All interactive jobs are handled first, in decreasing bid order and then in creation order (FIFO). Users each have a quota of one (1) interactive job. If a user already has a running interactive job, further ones will be failed with a stateInfo to that effect. Preemptable jobs will be preempted to make room for interactive jobs - they are to be started as fast as possible.

There is no specified limit to the time an interactive job can run and to help with the cluster management, interactive jobs are kept together on the same nodes as much as possible.

Non-Interactive Jobs

The job ordering is first based on the account occupancy. The occupancy is computed as the current share of the cluster an account is actually using across all its jobs.

All QUEUING jobs are considered in decreasing order of their account occupancy. Accounts with no jobs in the cluster at all are thus be considered first, followed by jobs submitted by accounts in order of increasing occupancy.

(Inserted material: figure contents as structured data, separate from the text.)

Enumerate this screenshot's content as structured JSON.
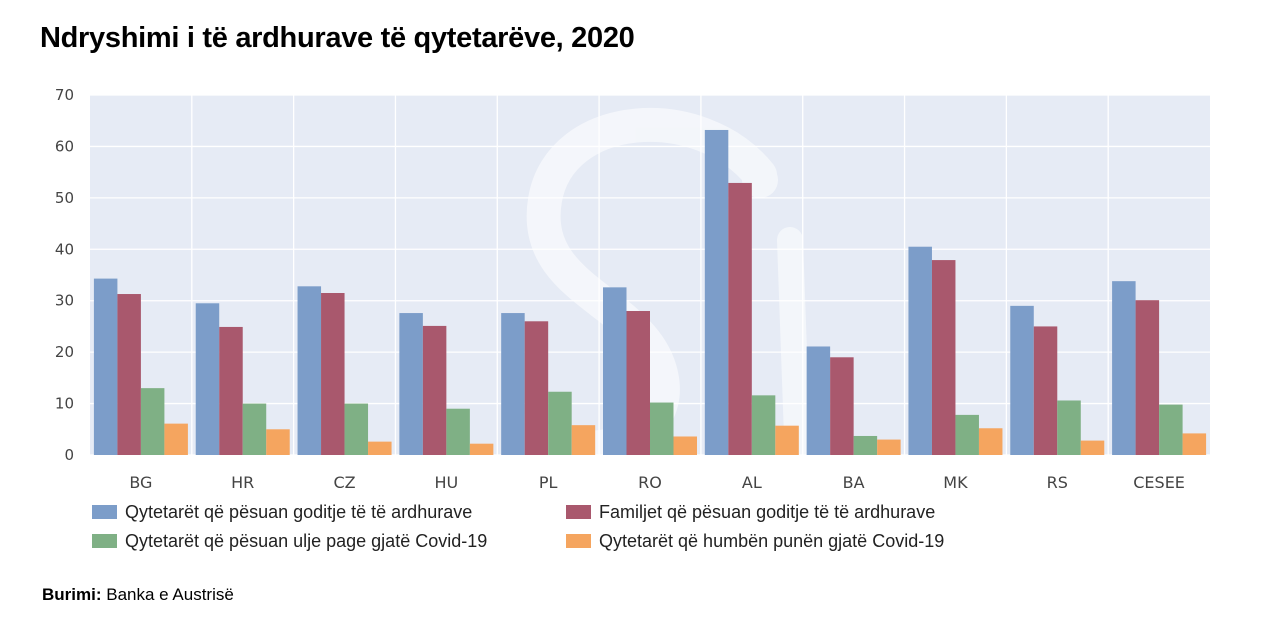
{
  "title": "Ndryshimi i të ardhurave të qytetarëve, 2020",
  "source": {
    "label": "Burimi:",
    "value": "Banka e Austrisë"
  },
  "chart_data": {
    "type": "bar",
    "categories": [
      "BG",
      "HR",
      "CZ",
      "HU",
      "PL",
      "RO",
      "AL",
      "BA",
      "MK",
      "RS",
      "CESEE"
    ],
    "series": [
      {
        "name": "Qytetarët që pësuan goditje të të ardhurave",
        "color": "#7c9dc9",
        "values": [
          34.3,
          29.5,
          32.8,
          27.6,
          27.6,
          32.6,
          63.2,
          21.1,
          40.5,
          29.0,
          33.8
        ]
      },
      {
        "name": "Familjet që pësuan goditje të të ardhurave",
        "color": "#a9586d",
        "values": [
          31.3,
          24.9,
          31.5,
          25.1,
          26.0,
          28.0,
          52.9,
          19.0,
          37.9,
          25.0,
          30.1
        ]
      },
      {
        "name": "Qytetarët që pësuan ulje page gjatë Covid-19",
        "color": "#7fb085",
        "values": [
          13.0,
          10.0,
          10.0,
          9.0,
          12.3,
          10.2,
          11.6,
          3.7,
          7.8,
          10.6,
          9.8
        ]
      },
      {
        "name": "Qytetarët që humbën punën gjatë Covid-19",
        "color": "#f5a55f",
        "values": [
          6.1,
          5.0,
          2.6,
          2.2,
          5.8,
          3.6,
          5.7,
          3.0,
          5.2,
          2.8,
          4.2
        ]
      }
    ],
    "yticks": [
      0,
      10,
      20,
      30,
      40,
      50,
      60,
      70
    ],
    "ylim": [
      0,
      70
    ],
    "grid": true,
    "legend": "bottom"
  }
}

Amongst the jobs for accounts of equal occupancy, the account with the highest bid are considered first, and amongst those with equal bid, the oldest jobs are considered first (FIFO).

Job Queues

Jobs are classified in distinct queues depending on the resources they ask for. If a CPU-only job can not fit, no more CPU-only jobs are considered. The same goes for single-GPU jobs and multi-GPUs jobs. Job preemptability is also factored in._

Preemption

Jobs that are marked as being preemptable can be interrupted at any time in order to make room for jobs from other users when the occupancy based criterion is respected: jobs from a user with a higher occupancy will be preempted in order to make room for jobs from a user with lower occupancy. (Restartable jobs are implicitly considered to be preemptable).

A preempted restartable job will return to the QUEUING state automatically when it is interrupted and be rescheduled when cluster usage allows it. This means that a single job processing might span multiple runs, as will the logs.

A preempted NON-restartable job will end up in INTERRUPTED state.

The amount of resources available for non-preemptable jobs is much smaller than for the preemptable ones since it is much easier to share resources between preemptable jobs.

Making your jobs restartable/preemptable will make them run earlier, although they might be interrupted (and maybe restarted) if its resources are required to run jobs for users with lower occupancy.

Jobs Development Pro Tips

Checkpointing

Because there is a wide range of reasons why jobs can be interrupted at any given time, your jobs should create checkpoints from which they can resume their task whenever they will get rescheduled. Once done, you should set the restartable flag of those job.

Idempotence

An important quality of a well defined job is idempotence. Basically, it means that given the same input, a task will produce the same output. Implicitly, it means that an idempotent job will:

  • Always produce the same output from the same input

  • Put all temporary output in a private place

  • Not delete files that it didn’t create itself

  • Not overwrite any files (or atomically overwrite files with exactly the same content)

  • Not depend upon an unseeded random number

  • Not depend upon the system time

  • Not depend upon the value of Toolkit environment variables

  • Not depend upon external APIs, data or processes which aren’t versioned and idempotent themselves

Most machine learning training tasks can be trivially made idempotent, and there are tricks that can be used to ensure that even tasks that use a checkpoint are effectively idempotent.